Exploring Chinese culture in the Western Region
Connecting Buddhism and the Recital Tradition
A part of China’s more than 3,000 years of traditional culture, the recital tradition emphasizes the recital of poems and the Confucian classics in rhyme, and it is different from simply reading aloud. Connecting Buddhism and the Recital Tradition explores the close relationship between Mahayana Buddhism and Chinese traditional recital. It points out that one of the sources of traditional recital is the Chinese ritual civilization that is preserved in Mahayana Buddhism. The Western Region was an important point of convergence for Chinese ritual-based civilization and Buddhist culture.
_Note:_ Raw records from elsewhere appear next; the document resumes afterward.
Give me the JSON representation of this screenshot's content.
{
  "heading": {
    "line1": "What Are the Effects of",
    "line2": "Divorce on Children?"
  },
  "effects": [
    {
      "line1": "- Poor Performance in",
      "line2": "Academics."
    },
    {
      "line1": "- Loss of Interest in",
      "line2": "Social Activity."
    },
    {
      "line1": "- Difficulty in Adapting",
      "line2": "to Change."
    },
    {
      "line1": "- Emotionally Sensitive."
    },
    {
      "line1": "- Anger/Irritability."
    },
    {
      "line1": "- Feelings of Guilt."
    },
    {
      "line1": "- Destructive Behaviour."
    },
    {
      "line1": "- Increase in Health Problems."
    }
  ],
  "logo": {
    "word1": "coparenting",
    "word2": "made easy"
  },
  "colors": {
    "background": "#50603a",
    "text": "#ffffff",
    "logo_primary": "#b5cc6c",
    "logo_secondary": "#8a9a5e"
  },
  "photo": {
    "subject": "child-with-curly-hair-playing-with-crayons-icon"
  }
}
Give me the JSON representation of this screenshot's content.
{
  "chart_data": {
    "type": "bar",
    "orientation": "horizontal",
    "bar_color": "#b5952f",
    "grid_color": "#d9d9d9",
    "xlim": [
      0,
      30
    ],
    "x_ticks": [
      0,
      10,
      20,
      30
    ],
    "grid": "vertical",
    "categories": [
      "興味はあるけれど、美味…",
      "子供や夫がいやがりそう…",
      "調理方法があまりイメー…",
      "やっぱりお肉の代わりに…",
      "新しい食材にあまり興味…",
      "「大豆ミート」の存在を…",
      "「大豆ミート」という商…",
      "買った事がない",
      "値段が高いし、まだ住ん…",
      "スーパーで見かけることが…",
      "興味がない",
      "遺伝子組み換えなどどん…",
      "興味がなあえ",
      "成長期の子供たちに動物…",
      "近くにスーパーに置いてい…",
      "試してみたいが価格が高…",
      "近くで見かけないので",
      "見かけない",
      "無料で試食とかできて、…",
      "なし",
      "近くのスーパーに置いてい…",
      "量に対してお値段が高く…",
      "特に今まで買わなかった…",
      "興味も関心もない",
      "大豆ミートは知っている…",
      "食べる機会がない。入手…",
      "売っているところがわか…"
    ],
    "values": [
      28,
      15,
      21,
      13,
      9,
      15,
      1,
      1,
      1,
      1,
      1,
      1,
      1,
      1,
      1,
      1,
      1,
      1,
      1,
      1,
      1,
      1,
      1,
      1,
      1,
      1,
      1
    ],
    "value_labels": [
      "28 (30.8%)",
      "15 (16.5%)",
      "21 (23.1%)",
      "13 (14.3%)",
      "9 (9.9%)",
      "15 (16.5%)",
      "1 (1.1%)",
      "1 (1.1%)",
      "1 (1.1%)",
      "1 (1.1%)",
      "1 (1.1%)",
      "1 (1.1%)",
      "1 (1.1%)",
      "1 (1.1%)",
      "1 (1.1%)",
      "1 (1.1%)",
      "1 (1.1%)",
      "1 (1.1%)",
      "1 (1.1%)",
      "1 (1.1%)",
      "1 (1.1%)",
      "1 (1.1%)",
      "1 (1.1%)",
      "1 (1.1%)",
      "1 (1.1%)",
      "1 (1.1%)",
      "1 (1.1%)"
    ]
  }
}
The Mahayana Buddhism in the Western Region is the combined product of the Indian Theravada Sarvastivada school and Chinese culture.
In this book, an important concept of “cultural return” appears: when the first collapse of ritual appeared in the Spring and Autumn Period (770–221BC), the Chinese ritual-based civilization flowed to the Western Region; when the second collapse of ritual appeared in the Eastern Han Dynasty (25–220), the ancient rituals were passed back to the Central Plains with the introduction of Buddhism and the rise of Taoism as well. It can be said that through the lens of this new perspective on Buddhism and recital, the relationship between Chinese culture and the culture of the Western Region can be re-examined.
According to the archaeological results of recent years cited in the book, the musical instruments such as bells, drums and rings of the Central Plains in the Pre-Qin period (prior to 221BC) were introduced into the Western Region. This means that the system of Chinese rituals was already spreading in the Western Region at that time. From the perspective of Buddhist recital, Mahayana Buddhism in the Western Region changed the situation in which the recital of Buddhist chants was forbidden by the Theravada Buddhism classics and precepts. This change was likely to result from external factors—largely from the Taoist school from the Han ethnicity, which belonged to the Chinese ritual-based civilization.
Buddhism was very popular in the Western Region during the Han and Tang dynasties. As a representative culture of the Western Region, Madhyamika of Mahayana is very different from Theravada Buddhism and the Yogacara school of Mahayana Buddhism, which are both popular in India. Rather, it is highly compatible with the Chinese ritual civilization in many respects. Madhyamika of Mahayana,which was introduced to China during the Eastern Han Dynasty, has the same origin with the Chinese civilization to a certain extent. In other words, the Western Region culture was not a one-way export into the Chinese culture, and the influence of the Chinese culture on its early stages cannot be ignored.